どうも夢の中に出てきたシーンと、その続きが自分でも気になって。
ちなみに、夢で見たシーンは会話から始まる段落部分です。(ちょこちょこ場景や会話を追加していますが)
残りの部分は私の推測やら、夢を見ていた自分の感覚(この女の子は本人は気付いてないけど病気持ち)が混ざっています。
SSなので当たり前ですが続きはないです^^;
ついでに言うと、ヒロインさんは軽めの魔硝石中毒という脳内設定です。
魔物に襲われた際に微量の魔硝石が体内に。
サウスランド人のヒロインには魔力などがないので、魔硝石の魔力に体が耐えられないっていう感じで。

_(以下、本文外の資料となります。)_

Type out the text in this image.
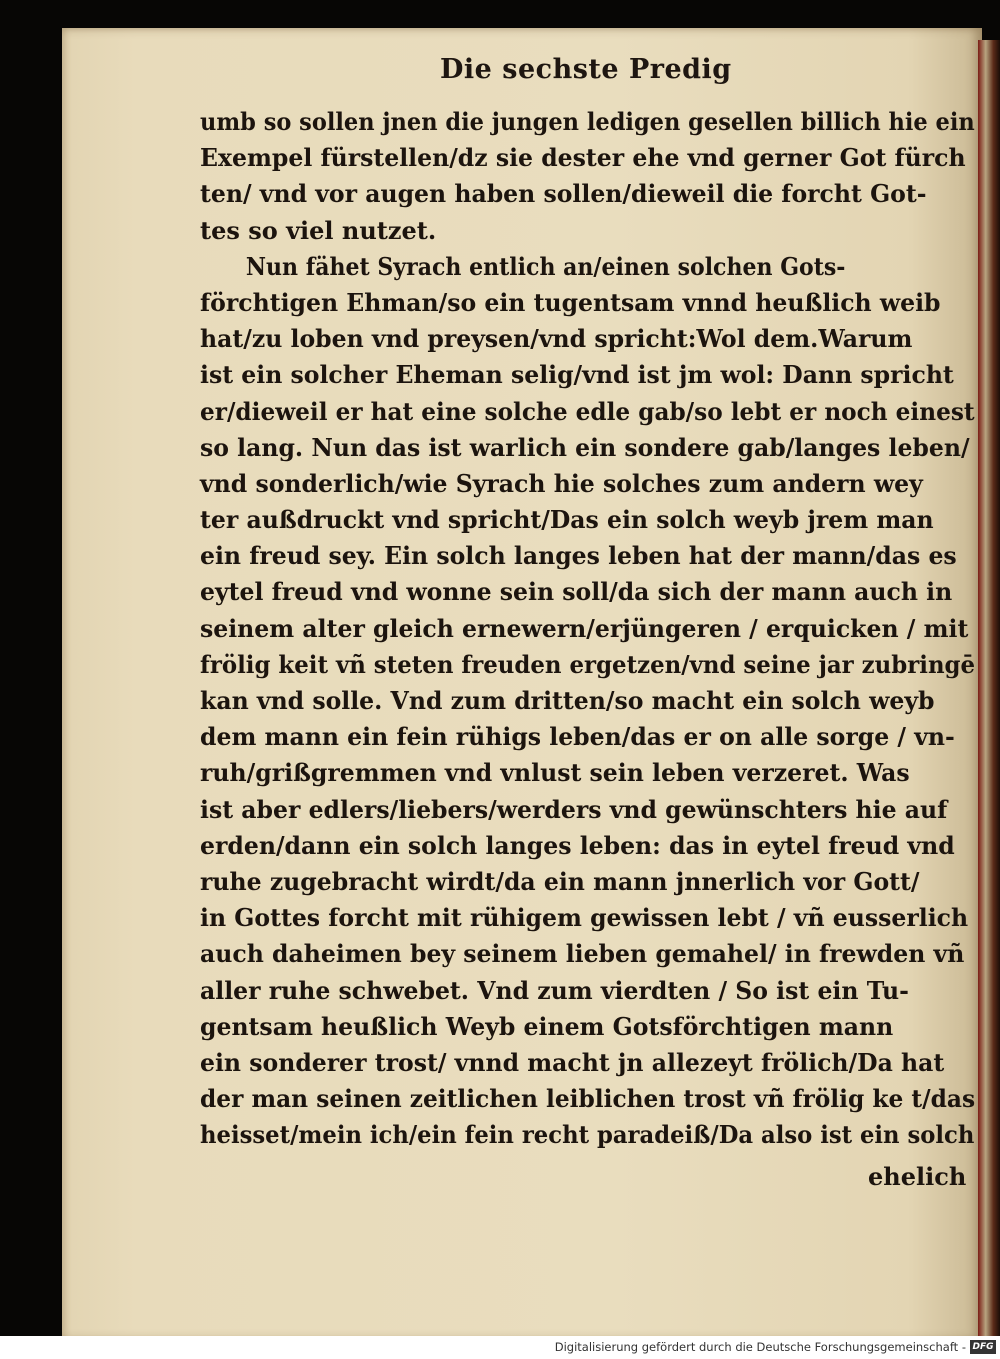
Die sechste Predig
umb so sollen jnen die jungen ledigen gesellen billich hie ein
Exempel fürstellen/dz sie dester ehe vnd gerner Got fürch
ten/ vnd vor augen haben sollen/dieweil die forcht Got-
tes so viel nutzet.
Nun fähet Syrach entlich an/einen solchen Gots-
förchtigen Ehman/so ein tugentsam vnnd heußlich weib
hat/zu loben vnd preysen/vnd spricht:Wol dem.Warum
ist ein solcher Eheman selig/vnd ist jm wol: Dann spricht
er/dieweil er hat eine solche edle gab/so lebt er noch einest
so lang. Nun das ist warlich ein sondere gab/langes leben/
vnd sonderlich/wie Syrach hie solches zum andern wey
ter außdruckt vnd spricht/Das ein solch weyb jrem man
ein freud sey. Ein solch langes leben hat der mann/das es
eytel freud vnd wonne sein soll/da sich der mann auch in
seinem alter gleich ernewern/erjüngeren / erquicken / mit
frölig keit vñ steten freuden ergetzen/vnd seine jar zubringē
kan vnd solle. Vnd zum dritten/so macht ein solch weyb
dem mann ein fein rühigs leben/das er on alle sorge / vn-
ruh/grißgremmen vnd vnlust sein leben verzeret. Was
ist aber edlers/liebers/werders vnd gewünschters hie auf
erden/dann ein solch langes leben: das in eytel freud vnd
ruhe zugebracht wirdt/da ein mann jnnerlich vor Gott/
in Gottes forcht mit rühigem gewissen lebt / vñ eusserlich
auch daheimen bey seinem lieben gemahel/ in frewden vñ
aller ruhe schwebet. Vnd zum vierdten / So ist ein Tu-
gentsam heußlich Weyb einem Gotsförchtigen mann
ein sonderer trost/ vnnd macht jn allezeyt frölich/Da hat
der man seinen zeitlichen leiblichen trost vñ frölig ke t/das
heisset/mein ich/ein fein recht paradeiß/Da also ist ein solch
ehelich
Digitalisierung gefördert durch die Deutsche Forschungsgemeinschaft - DFG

(体の防衛機能やエネルギーが全て魔硝石からの魔力打ち消しに使われる)
…完全に私の自己満足です^^;
更に言うと、これは『missing』の時点からかなり未来の設定です。
でも『desitn』よりも過去のつもり…だけど。
……というわけで、連載をサボった揚句の意味不明SSでした(;´▽`A``
まぁ元々『destin』なども夢をネタにしたので……これが管理人の作品の作り方だとご了承くださると幸いです^^;
これからもSSのネタになりそうな夢を見たら、時々SSにして残して行こうかと思っています。
(完全に不定期更新になると思いますが^^;)
では、読んでくださったお客様、ほんっとうにありがとうございました^^
吉永裕(2009.9.2)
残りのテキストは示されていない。